Every now and then, it’s time for an assessment. Not of what’s wrong but of what’s working. I try to do these at the new moon, but no more than that.
So what’s working for me that I plan to continue to allow to work for me?
– Enjoying the lovely little things. A walk under the stars. The so-bright crescent moon under a superbright Venus and lining up with Antares and the Hyades. The scent of honeysuckle growing over the trellises I built in the side yard. Repairing the lawn mower before realizing I need yet another part to keep it running. Seeing Aislinn’s grin over the 600 photos she took of My Chemical Romance at their concert last night. Discussing ancient Latin P0rn0graphia with Shannon.
– Letting things happen in their own time. Some projects seem to meet a lot of opposition just bringing them to fruition, but they’re there at the right time for the person who needs to read them. They’re also a product of the moment in time when they were being written and would never be the same at any other point in time just as any child born is a product of a specific moment in their parents’ lives and no other. This doesn’t mean I don’t take action—just that I don’t beat myself up as much if it doesn’t happen at the exact moment that I think/want/hope it will.
– Letting the world come to me. Obi-Wan mentioned something interesting a few weeks ago. She said that I’m like the Hierophant of the Tarot now, the spiritual teacher who holds keys. The difference is, I used to take the keys to others and now I’m holding the keys and letting people come to me. It’s really different. Instead of going after the things I want, I am letting them come to me. If what I have to offer is important enough, they will make the effort to seek me out.

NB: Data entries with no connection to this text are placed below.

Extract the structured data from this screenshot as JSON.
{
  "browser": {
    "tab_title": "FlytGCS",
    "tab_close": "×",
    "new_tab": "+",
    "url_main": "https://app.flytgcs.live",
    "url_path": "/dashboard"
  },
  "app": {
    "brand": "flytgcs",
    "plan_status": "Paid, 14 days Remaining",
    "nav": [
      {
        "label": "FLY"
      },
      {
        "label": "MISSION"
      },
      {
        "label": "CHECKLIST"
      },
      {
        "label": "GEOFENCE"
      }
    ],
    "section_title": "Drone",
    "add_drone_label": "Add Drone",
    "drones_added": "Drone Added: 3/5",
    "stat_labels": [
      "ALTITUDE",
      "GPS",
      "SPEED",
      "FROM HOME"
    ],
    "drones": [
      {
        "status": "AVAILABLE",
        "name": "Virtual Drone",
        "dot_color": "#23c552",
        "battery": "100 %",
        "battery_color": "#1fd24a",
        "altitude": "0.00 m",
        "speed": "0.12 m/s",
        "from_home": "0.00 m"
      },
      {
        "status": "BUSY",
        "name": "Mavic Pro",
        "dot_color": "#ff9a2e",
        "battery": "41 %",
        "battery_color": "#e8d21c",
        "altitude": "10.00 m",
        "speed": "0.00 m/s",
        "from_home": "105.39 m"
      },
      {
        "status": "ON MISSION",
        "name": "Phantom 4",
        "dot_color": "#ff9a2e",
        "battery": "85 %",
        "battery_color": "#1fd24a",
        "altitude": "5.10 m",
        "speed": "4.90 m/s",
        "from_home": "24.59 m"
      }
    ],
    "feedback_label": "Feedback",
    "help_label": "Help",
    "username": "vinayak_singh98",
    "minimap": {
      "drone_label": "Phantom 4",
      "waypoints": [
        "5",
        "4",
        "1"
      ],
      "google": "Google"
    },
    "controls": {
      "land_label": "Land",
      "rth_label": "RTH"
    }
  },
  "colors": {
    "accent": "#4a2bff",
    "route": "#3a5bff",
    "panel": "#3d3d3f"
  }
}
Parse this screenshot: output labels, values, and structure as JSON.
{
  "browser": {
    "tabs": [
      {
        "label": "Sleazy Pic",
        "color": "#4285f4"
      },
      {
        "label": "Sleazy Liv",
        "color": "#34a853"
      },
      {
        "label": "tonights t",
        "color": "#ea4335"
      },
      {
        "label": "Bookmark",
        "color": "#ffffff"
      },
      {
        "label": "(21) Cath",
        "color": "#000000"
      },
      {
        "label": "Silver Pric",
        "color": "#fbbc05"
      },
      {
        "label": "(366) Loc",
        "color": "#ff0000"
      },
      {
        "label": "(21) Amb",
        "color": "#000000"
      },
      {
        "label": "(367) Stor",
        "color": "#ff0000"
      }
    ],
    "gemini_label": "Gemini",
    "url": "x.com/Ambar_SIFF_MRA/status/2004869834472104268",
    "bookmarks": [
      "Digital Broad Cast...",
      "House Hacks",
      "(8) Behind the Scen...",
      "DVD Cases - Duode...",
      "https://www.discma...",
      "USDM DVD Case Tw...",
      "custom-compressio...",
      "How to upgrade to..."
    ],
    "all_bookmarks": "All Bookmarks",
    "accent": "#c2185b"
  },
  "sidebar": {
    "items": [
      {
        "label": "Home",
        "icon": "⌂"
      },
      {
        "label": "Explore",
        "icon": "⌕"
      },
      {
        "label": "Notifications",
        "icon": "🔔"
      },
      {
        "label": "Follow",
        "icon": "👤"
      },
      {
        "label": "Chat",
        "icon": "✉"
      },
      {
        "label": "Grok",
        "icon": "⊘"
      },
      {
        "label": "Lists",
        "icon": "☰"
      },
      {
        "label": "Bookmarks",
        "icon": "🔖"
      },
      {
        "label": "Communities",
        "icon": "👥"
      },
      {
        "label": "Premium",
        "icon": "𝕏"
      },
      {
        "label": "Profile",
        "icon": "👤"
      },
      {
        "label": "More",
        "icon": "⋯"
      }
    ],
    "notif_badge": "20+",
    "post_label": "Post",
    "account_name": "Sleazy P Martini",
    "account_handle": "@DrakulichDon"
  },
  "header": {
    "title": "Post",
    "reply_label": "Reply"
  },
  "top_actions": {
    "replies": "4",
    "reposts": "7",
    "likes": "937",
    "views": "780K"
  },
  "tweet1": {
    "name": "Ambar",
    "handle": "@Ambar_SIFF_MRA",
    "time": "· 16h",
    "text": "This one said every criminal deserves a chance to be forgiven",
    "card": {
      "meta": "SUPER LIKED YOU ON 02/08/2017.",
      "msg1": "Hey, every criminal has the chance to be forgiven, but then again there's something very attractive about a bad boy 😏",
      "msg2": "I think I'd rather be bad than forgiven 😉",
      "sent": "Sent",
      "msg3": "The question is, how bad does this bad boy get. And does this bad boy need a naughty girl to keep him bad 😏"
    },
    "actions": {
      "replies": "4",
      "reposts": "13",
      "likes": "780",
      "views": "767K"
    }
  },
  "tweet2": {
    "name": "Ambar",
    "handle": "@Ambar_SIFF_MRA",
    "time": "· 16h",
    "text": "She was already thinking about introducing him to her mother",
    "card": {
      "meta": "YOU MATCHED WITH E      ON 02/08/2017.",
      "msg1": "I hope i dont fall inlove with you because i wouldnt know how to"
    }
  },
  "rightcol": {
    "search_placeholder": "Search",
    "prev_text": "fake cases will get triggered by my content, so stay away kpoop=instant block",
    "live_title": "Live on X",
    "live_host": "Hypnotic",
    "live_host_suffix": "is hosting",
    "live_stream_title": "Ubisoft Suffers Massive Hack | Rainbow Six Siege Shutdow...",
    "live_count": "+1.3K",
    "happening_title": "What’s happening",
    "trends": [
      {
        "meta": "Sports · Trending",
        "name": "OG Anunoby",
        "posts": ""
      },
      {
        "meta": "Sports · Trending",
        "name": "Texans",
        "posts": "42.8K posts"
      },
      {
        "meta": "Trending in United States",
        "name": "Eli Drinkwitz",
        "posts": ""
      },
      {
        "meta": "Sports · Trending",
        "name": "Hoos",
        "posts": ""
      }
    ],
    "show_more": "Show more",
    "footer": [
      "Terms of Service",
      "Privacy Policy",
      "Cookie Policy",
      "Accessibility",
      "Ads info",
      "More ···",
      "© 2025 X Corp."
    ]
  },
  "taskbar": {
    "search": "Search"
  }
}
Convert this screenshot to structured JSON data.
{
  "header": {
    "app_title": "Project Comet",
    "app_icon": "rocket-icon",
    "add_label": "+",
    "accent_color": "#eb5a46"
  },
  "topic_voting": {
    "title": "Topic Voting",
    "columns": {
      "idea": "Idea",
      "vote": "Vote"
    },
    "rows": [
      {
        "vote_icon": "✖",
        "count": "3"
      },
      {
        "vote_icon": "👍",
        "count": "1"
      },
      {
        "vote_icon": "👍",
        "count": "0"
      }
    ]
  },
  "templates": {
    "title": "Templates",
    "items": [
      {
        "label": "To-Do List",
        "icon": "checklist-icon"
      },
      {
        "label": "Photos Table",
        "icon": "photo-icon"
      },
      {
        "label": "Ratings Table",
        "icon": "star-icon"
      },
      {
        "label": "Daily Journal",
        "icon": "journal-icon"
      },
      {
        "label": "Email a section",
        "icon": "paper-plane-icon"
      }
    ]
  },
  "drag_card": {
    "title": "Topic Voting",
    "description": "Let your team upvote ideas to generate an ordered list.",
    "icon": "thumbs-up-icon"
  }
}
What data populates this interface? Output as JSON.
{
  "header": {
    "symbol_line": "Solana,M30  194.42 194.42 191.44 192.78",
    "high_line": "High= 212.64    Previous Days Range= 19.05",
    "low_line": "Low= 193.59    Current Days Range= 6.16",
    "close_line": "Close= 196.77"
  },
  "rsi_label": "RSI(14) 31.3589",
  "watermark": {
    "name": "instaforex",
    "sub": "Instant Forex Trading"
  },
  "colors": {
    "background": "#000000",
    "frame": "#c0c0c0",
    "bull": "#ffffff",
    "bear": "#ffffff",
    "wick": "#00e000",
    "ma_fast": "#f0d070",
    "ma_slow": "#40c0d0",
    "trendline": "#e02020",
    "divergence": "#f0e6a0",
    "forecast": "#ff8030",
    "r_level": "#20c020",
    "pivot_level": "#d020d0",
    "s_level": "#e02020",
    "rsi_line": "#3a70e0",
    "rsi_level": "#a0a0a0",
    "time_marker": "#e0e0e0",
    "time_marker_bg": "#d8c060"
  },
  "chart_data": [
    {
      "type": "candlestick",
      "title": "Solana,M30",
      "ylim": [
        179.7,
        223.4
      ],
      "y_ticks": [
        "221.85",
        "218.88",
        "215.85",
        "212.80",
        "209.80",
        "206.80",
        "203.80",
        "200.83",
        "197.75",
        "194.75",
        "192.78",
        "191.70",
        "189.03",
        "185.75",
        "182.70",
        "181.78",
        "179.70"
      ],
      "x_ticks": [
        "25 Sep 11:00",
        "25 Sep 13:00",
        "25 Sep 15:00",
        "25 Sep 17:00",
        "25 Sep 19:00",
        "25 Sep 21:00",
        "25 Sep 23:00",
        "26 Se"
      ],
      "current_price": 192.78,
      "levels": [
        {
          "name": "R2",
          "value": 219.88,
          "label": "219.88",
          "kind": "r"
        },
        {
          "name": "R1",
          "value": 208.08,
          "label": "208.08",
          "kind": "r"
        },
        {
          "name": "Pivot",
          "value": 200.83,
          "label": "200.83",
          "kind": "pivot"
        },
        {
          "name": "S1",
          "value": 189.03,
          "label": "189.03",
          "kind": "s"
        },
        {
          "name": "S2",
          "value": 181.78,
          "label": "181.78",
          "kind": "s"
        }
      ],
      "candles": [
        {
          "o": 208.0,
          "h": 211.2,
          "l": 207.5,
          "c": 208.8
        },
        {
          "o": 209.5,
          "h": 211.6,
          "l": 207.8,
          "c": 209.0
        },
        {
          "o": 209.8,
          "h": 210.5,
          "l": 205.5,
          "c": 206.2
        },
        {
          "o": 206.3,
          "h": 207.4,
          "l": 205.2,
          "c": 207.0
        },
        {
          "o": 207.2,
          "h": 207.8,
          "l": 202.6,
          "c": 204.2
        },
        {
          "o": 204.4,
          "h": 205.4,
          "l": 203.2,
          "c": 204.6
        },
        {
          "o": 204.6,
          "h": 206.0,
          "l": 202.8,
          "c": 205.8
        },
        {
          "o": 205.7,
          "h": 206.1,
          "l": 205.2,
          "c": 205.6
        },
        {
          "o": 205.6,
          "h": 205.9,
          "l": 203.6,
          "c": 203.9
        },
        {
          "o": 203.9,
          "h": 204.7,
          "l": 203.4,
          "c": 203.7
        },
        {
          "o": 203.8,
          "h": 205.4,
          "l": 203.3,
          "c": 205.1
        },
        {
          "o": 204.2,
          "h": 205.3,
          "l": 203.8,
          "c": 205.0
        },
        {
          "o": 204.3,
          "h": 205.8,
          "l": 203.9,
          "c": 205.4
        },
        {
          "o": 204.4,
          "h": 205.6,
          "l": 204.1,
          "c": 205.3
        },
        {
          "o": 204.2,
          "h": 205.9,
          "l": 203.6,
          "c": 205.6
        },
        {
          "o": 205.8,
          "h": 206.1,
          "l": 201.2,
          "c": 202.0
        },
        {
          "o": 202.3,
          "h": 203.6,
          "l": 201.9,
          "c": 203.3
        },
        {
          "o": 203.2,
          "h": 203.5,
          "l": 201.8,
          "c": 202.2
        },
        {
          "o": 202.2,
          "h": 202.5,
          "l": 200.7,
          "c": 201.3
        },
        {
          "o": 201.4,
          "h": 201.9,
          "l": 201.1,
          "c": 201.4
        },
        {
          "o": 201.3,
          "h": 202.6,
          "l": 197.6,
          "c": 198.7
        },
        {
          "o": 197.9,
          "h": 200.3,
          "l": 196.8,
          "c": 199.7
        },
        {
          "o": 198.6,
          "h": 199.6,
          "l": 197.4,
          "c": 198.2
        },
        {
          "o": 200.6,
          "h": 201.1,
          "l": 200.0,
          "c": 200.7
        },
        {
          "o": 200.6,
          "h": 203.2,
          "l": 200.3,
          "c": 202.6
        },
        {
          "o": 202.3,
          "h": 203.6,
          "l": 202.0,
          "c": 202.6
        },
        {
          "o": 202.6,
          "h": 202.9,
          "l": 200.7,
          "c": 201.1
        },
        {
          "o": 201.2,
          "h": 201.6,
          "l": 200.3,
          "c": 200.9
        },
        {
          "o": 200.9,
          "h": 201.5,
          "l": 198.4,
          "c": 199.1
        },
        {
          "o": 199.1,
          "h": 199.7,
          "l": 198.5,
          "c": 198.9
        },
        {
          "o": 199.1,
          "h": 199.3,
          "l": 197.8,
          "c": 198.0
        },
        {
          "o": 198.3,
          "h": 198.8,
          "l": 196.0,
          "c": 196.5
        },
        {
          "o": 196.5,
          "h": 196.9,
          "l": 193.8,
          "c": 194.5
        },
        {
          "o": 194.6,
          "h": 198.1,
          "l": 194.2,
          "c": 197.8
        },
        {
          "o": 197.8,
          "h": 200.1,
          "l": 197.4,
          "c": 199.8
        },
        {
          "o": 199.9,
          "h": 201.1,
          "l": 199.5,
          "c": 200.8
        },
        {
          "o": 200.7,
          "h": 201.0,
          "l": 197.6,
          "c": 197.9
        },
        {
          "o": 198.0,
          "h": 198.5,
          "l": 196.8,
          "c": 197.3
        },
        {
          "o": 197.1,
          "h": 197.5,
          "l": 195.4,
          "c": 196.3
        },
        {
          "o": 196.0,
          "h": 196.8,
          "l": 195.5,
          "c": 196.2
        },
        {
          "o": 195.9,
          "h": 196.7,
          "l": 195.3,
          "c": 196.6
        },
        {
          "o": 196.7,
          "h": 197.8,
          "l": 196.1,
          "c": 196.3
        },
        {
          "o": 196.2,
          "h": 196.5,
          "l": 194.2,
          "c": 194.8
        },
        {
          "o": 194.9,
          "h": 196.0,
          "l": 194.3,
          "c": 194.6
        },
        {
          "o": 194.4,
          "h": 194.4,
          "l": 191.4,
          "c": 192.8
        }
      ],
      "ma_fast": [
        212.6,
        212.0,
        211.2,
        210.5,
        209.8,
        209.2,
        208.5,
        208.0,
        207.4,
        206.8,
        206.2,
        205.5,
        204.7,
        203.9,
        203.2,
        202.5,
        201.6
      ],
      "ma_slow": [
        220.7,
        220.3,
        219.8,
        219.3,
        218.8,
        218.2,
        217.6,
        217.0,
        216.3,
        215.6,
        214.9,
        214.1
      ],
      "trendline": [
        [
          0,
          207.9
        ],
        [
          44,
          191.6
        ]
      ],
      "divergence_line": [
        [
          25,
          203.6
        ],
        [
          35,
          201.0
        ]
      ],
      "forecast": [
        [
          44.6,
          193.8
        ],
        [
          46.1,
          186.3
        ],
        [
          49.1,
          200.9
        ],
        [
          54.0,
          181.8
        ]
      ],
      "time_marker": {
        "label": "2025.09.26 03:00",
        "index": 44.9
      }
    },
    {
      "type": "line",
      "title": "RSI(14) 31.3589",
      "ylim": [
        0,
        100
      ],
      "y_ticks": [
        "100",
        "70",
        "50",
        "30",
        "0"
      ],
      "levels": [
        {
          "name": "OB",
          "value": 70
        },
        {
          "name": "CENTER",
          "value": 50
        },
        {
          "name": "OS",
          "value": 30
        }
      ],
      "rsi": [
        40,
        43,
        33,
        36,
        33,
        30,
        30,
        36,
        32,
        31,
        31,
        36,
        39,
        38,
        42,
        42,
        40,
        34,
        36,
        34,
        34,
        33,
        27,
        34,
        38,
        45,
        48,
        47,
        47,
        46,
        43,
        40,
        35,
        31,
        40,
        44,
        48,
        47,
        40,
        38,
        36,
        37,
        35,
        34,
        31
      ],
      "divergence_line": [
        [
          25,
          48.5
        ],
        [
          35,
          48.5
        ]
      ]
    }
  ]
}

– Allowing loving energies to connect with me and filtering out the murky or ill-intended ones before they reach me. I’m not getting so sidetracked in other peoples’ pain right now and so I’m less distracted from feeling really good about things in my own life and I’m not letting someone else’s drama or negativity leave me overly stressed. This is still a struggle but the improvement is vast. I am learning to distance myself from bearing the burden for others and merging with pain but at the same time I keep my sense of compassion.
– Observing rather than fixing. Oh, it’s still hard. I want to dive in and help. But I’ve learned that it’s usually either not wanted, not even recognized as help, or not the wonderful thing I’d want it to be. Sometimes people have to struggle, like the bird pipping or dying if it’s too easy because you pull the shell off to set him free before he’s mature enough to make it in the world that’s open to him. The struggle makes some people stronger and they must have the strength and clarity to meet their potential.
– Lighting candles regularly for unconditional love. I do this for several people, just to help light their way and keep them in my heart. I don’t think any of them know. It’s a hard thing to say, no matter what, I love you anyway. And at the same time, it’s also becoming such a part of me that I don’t even think of it as hard or easy because it’s just part of who I am now. I was never able to do it for my dad because I had too many issues to work through and too many deep wounds back to my tiny years, but I’m at a better place with even that now, too.
– Surfing. That’s what I used to call it when I would ride the waves of my emotions and life’s dramas, not making hard and fast decisions when I was on top or on bottom. Every now and then, I have to let a wave of loss wash over me, but I’m still upright and moving forward.
– Letting go of the past, trusting in myself, and having faith in the future. And being open to wonderful surprises.